Positive impact of the architecture of the oxygen electrode based on LNO and CGO for solid oxide electrochemical cells

The Ruddlesden-Popper phase, strontium- and cobalt-free lanthanum nickelate, La₂NiO_4+δ (LNO), is a mixed-conducting oxide phase and a promising oxygen electrode for SOCs (solid oxide electrochemical cells), thanks to its high diffusion of oxygen and its surface exchange properties. The electrochemical performance is strongly related to the charge transfer at the triple phase boundaries in the surface path and the excorporation/incorporation reaction in the bulk path. In this context, this study explores a strategy to increase the number of active sites in LNO-based electrodes, by designing nanostructured active functional layers and incorporating gadolinium-doped ceria (CGO). Two architectural scenarios are proposed compared to a pure LNO reference: a uniform distribution of CGO in the volume of the LNO and a continuous compositional gradient, both fabricated for the first time by electrostatic spray deposition (ESD).

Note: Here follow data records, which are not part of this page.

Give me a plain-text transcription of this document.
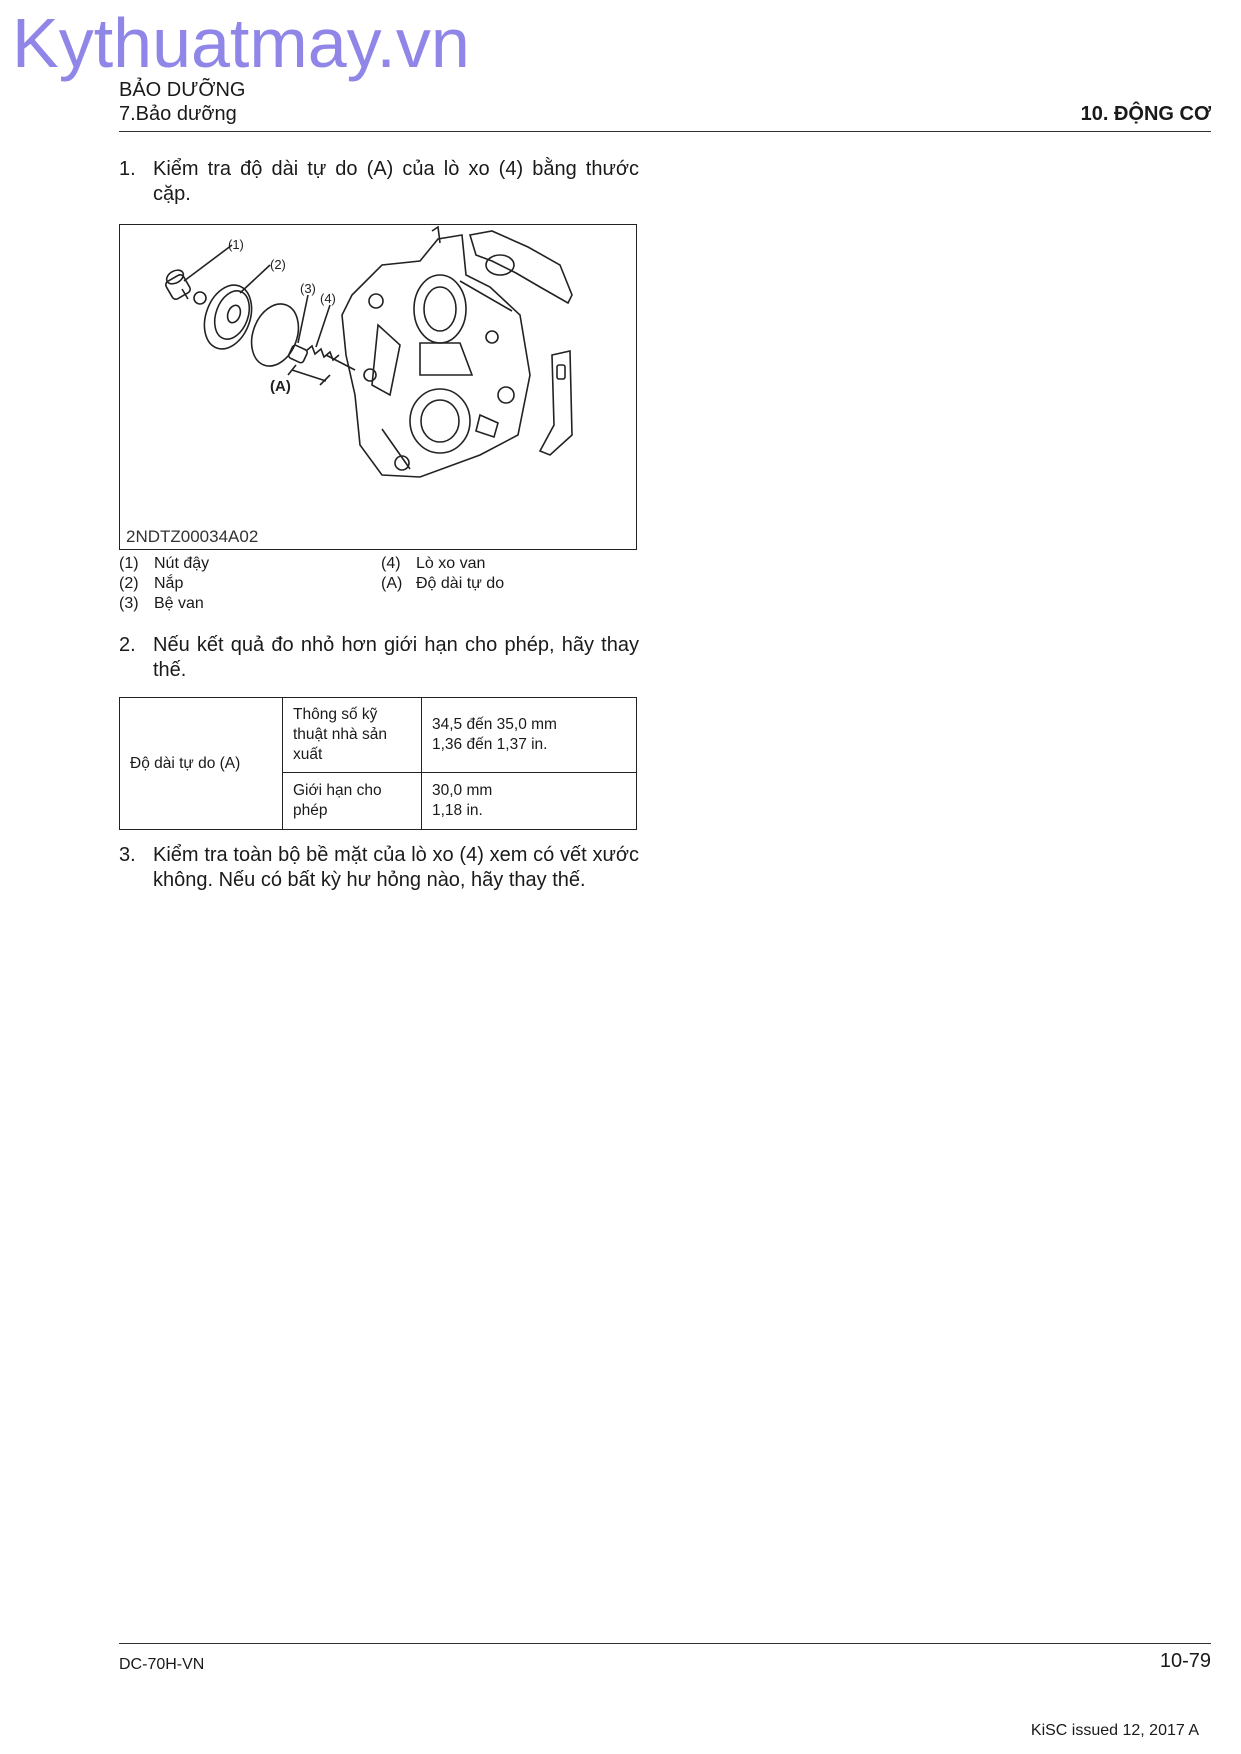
Kythuatmay.vn
BẢO DƯỠNG
7.Bảo dưỡng	10. ĐỘNG CƠ
1. Kiểm tra độ dài tự do (A) của lò xo (4) bằng thước cặp.
(1)
(2)
(3)
(4)
(A)
2NDTZ00034A02
(1) Nút đậy
(2) Nắp
(3) Bệ van
(4) Lò xo van
(A) Độ dài tự do
2. Nếu kết quả đo nhỏ hơn giới hạn cho phép, hãy thay thế.
Độ dài tự do (A)	Thông số kỹ thuật nhà sản xuất	34,5 đến 35,0 mm
1,36 đến 1,37 in.

	Giới hạn cho phép	30,0 mm
1,18 in.
3. Kiểm tra toàn bộ bề mặt của lò xo (4) xem có vết xước không. Nếu có bất kỳ hư hỏng nào, hãy thay thế.
DC-70H-VN	10-79
KiSC issued 12, 2017 A
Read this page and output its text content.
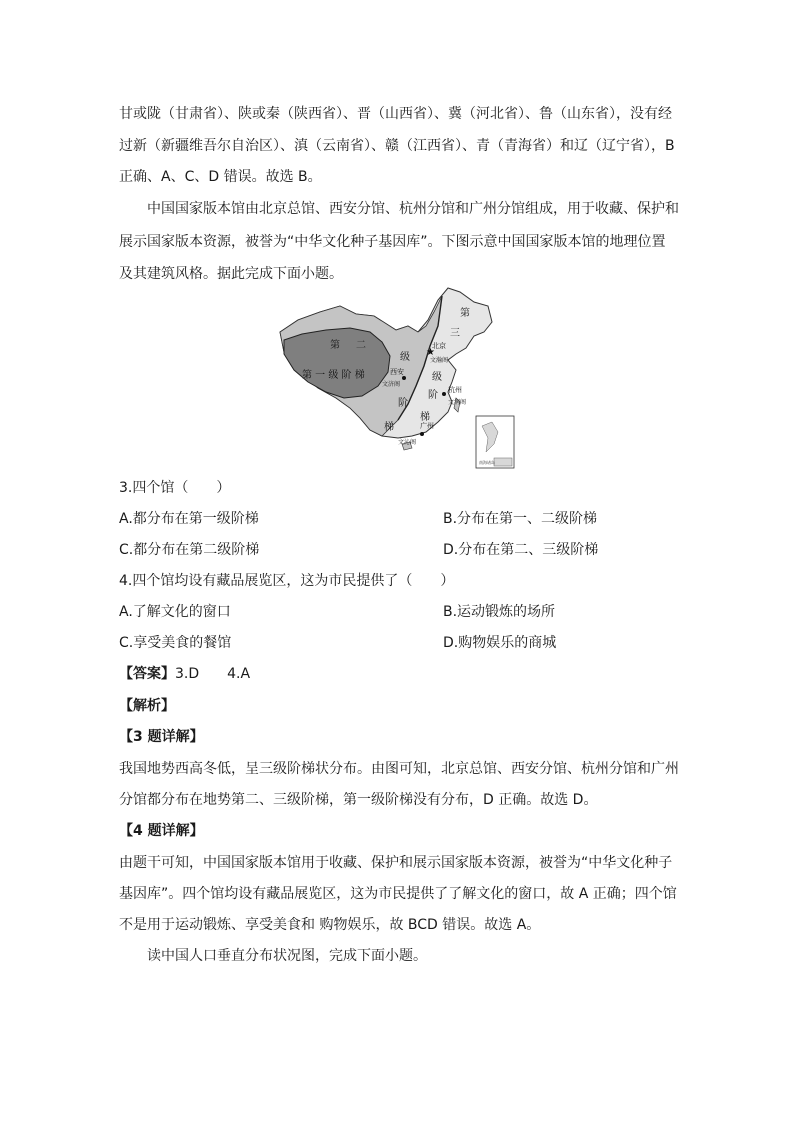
甘或陇（甘肃省）、陕或秦（陕西省）、晋（山西省）、冀（河北省）、鲁（山东省），没有经
过新（新疆维吾尔自治区）、滇（云南省）、赣（江西省）、青（青海省）和辽（辽宁省），B
正确、A、C、D 错误。故选 B。
中国国家版本馆由北京总馆、西安分馆、杭州分馆和广州分馆组成，用于收藏、保护和
展示国家版本资源，被誉为“中华文化种子基因库”。下图示意中国国家版本馆的地理位置
及其建筑风格。据此完成下面小题。
第 一 级 阶 梯
第 二
级
阶
梯
第
三
级
阶
梯
★
北京
文瀚阁
西安
文济阁
杭州
文润阁
广州
文沁阁
南海诸岛
3.四个馆（　　）
A.都分布在第一级阶梯	B.分布在第一、二级阶梯
C.都分布在第二级阶梯	D.分布在第二、三级阶梯
4.四个馆均设有藏品展览区，这为市民提供了（　　）
A.了解文化的窗口	B.运动锻炼的场所
C.享受美食的餐馆	D.购物娱乐的商城
【答案】3.D　　4.A
【解析】
【3 题详解】
我国地势西高冬低，呈三级阶梯状分布。由图可知，北京总馆、西安分馆、杭州分馆和广州
分馆都分布在地势第二、三级阶梯，第一级阶梯没有分布，D 正确。故选 D。
【4 题详解】
由题干可知，中国国家版本馆用于收藏、保护和展示国家版本资源，被誉为“中华文化种子
基因库”。四个馆均设有藏品展览区，这为市民提供了了解文化的窗口，故 A 正确；四个馆
不是用于运动锻炼、享受美食和 购物娱乐，故 BCD 错误。故选 A。
读中国人口垂直分布状况图，完成下面小题。
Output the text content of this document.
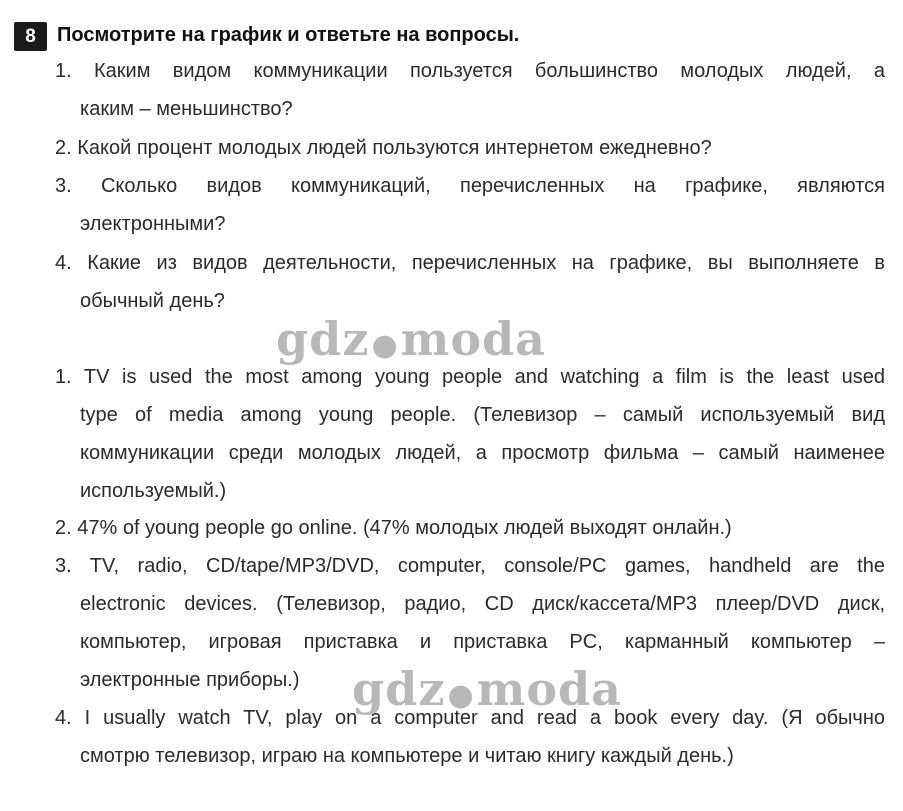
8	Посмотрите на график и ответьте на вопросы.
1. Каким видом коммуникации пользуется большинство молодых людей, а
каким – меньшинство?
2. Какой процент молодых людей пользуются интернетом ежедневно?
3. Сколько видов коммуникаций, перечисленных на графике, являются
электронными?
4. Какие из видов деятельности, перечисленных на графике, вы выполняете в
обычный день?
gdz●moda
1. TV is used the most among young people and watching a film is the least used
type of media among young people. (Телевизор – самый используемый вид
коммуникации среди молодых людей, а просмотр фильма – самый наименее
используемый.)
2. 47% of young people go online. (47% молодых людей выходят онлайн.)
3. TV, radio, CD/tape/MP3/DVD, computer, console/PC games, handheld are the
electronic devices. (Телевизор, радио, CD диск/кассета/MP3 плеер/DVD диск,
компьютер, игровая приставка и приставка PC, карманный компьютер –
электронные приборы.)
4. I usually watch TV, play on a computer and read a book every day. (Я обычно
смотрю телевизор, играю на компьютере и читаю книгу каждый день.)
gdz●moda
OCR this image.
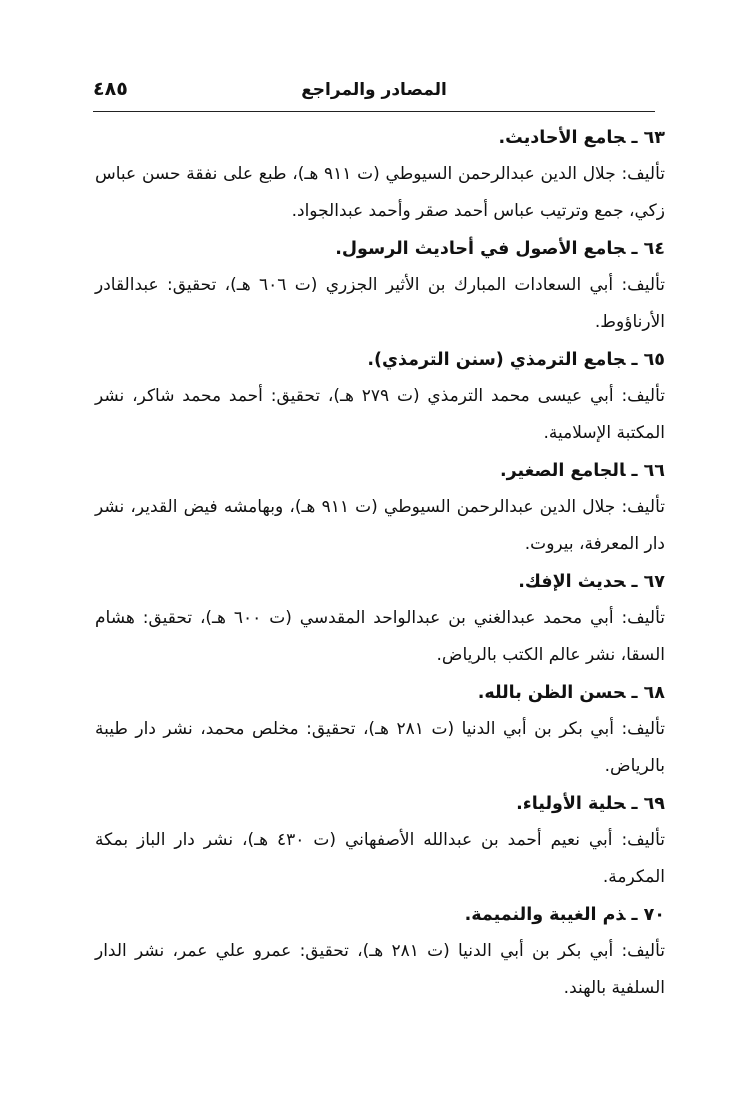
٤٨٥	المصادر والمراجع
٦٣ ـجامع الأحاديث.
تأليف: جلال الدين عبدالرحمن السيوطي (ت ٩١١ هـ)، طبع على نفقة حسن عباس زكي، جمع وترتيب عباس أحمد صقر وأحمد عبدالجواد.
٦٤ ـجامع الأصول في أحاديث الرسول.
تأليف: أبي السعادات المبارك بن الأثير الجزري (ت ٦٠٦ هـ)، تحقيق: عبدالقادر الأرناؤوط.
٦٥ ـجامع الترمذي (سنن الترمذي).
تأليف: أبي عيسى محمد الترمذي (ت ٢٧٩ هـ)، تحقيق: أحمد محمد شاكر، نشر المكتبة الإسلامية.
٦٦ ـالجامع الصغير.
تأليف: جلال الدين عبدالرحمن السيوطي (ت ٩١١ هـ)، وبهامشه فيض القدير، نشر دار المعرفة، بيروت.
٦٧ ـحديث الإفك.
تأليف: أبي محمد عبدالغني بن عبدالواحد المقدسي (ت ٦٠٠ هـ)، تحقيق: هشام السقا، نشر عالم الكتب بالرياض.
٦٨ ـحسن الظن بالله.
تأليف: أبي بكر بن أبي الدنيا (ت ٢٨١ هـ)، تحقيق: مخلص محمد، نشر دار طيبة بالرياض.
٦٩ ـحلية الأولياء.
تأليف: أبي نعيم أحمد بن عبدالله الأصفهاني (ت ٤٣٠ هـ)، نشر دار الباز بمكة المكرمة.
٧٠ ـذم الغيبة والنميمة.
تأليف: أبي بكر بن أبي الدنيا (ت ٢٨١ هـ)، تحقيق: عمرو علي عمر، نشر الدار السلفية بالهند.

These designs are investigated based on phase structure, microstructure, elemental chemical composition, and electrochemical properties using SEM-EDS, XRD, and electrochemical impedance spectroscopy. Polarization resistance values are discussed as a function of the distribution of contact points in the electrode volume and LNO crystallization. The results suggest that the presented approach to achieve CGO: LNO-based gradient electrodes allows controlling the localization of the interfaces between the two phases, thereby optimizing charge transfer.